Prepare-Commit-Msg Hook

1. 📋 Analyzes staged files
2. 💡 Suggests appropriate Gitmoji and commit type
3. 🎯 Prompts for commit message
4. ✏️ Writes formatted message to commit file

Bypassing Hooks (Not Recommended)

If you absolutely need to bypass hooks (use with caution):

# Skip pre-commit hook
git commit --no-verify

# Skip pre-push hook
git push --no-verify

⚠️ Warning: Only bypass hooks if you're certain about what you're doing.
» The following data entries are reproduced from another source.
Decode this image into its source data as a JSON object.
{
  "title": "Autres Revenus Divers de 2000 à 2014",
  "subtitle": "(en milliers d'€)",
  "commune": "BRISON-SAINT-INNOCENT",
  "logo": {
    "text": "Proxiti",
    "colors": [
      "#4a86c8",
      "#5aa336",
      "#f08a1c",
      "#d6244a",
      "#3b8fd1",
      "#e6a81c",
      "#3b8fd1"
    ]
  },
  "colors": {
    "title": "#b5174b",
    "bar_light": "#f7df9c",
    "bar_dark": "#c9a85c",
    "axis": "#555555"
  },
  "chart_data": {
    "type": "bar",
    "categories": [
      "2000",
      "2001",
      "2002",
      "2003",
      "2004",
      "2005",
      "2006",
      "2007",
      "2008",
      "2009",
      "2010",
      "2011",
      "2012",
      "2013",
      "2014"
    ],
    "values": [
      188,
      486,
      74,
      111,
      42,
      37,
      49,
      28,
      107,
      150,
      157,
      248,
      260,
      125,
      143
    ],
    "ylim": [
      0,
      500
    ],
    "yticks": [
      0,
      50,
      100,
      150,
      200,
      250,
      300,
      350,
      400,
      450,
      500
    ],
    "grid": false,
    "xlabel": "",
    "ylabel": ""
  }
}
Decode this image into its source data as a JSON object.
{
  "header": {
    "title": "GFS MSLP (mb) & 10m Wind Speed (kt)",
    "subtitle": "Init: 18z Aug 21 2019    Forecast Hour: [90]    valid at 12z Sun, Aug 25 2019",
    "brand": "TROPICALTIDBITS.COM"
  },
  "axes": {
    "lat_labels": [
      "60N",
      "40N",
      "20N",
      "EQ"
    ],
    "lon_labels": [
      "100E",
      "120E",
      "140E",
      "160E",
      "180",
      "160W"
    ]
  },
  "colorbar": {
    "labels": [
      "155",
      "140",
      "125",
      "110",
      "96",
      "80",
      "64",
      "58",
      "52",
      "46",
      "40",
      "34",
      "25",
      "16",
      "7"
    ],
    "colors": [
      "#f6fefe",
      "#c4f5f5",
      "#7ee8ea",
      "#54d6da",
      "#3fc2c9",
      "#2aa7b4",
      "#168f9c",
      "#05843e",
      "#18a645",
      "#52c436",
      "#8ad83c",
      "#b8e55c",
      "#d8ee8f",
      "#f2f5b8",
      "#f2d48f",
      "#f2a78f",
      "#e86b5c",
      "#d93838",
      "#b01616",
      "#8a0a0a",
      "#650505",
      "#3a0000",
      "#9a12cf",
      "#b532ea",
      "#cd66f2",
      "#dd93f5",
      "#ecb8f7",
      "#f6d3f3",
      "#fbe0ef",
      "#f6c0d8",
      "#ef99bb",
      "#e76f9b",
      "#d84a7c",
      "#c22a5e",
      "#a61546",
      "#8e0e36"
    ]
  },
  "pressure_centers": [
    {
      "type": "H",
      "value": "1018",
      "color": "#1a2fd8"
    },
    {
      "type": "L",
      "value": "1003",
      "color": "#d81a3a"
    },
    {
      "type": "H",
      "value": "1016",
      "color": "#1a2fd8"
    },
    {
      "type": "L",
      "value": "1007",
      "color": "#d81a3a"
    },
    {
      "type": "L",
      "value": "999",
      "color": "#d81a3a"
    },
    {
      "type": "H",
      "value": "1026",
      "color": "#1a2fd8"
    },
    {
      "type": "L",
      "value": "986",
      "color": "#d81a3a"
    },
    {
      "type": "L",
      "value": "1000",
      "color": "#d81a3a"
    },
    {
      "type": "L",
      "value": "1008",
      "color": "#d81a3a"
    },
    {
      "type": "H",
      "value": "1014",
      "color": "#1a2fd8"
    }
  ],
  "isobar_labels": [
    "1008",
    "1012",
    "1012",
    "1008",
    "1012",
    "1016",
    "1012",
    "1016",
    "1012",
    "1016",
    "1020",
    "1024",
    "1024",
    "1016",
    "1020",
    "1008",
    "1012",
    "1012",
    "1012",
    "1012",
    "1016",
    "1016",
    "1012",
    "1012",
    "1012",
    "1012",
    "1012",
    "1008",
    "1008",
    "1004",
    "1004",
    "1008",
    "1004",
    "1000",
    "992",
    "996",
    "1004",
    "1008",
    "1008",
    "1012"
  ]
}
The security checks are especially important!

Customization

Excluding Repositories

To exclude specific repositories from certain checks, edit shared/quality-checks.sh:

# Example: Skip TypeScript checks for a specific repo
if [ "$repo_name" = "YourRepoName" ]; then
    echo "${YELLOW}⚠️  Skipping TypeScript check for $repo_name${NC}"
    return 0
fi

Adding Custom Security Patterns

Edit shared/security-check.sh to add new sensitive data patterns:

SENSITIVE_PATTERNS=(
    # ... existing patterns ...
    "your-custom-pattern-here"  # Add your pattern
)

Modifying Commit Message Format

Edit prepare-commit-msg to change the commit message format or add new suggestions.

Troubleshooting

Hooks not running?

• Ensure hooks are executable: chmod +x .git/hooks/*
• Check that hooks are in .git/hooks/ directory
• Verify hook file names match exactly (no .sample extension)

TypeScript check fails but code works?

• Run npx tsc --noEmit manually to see errors
• Check your tsconfig.json configuration
• Some projects may need to be excluded (see Customization)

Cypress tests not running?

• Ensure dev server is running: npm run dev
• Check that cypress directory exists
• Verify package.json has a test script

Security check false positives?

• Review the detected pattern
• Consider adding the file to .gitignore if it's a test fixture
• Adjust patterns in shared/security-check.sh if needed

Best Practices

1. Never commit sensitive data: Use environment variables or secrets management
2. Keep hooks updated: Pull latest changes from this repository regularly
3. Fix issues locally: Don't bypass hooks, fix the underlying issues
4. Use consistent commit messages: Follow the Gitmoji and Conventional Commits format
5. Run tests before pushing: Ensure your dev server is running for Cypress tests

Contributing

Feel free to submit issues or pull requests to improve these hooks!

License

This collection of git hooks is provided as-is for use across your repositories.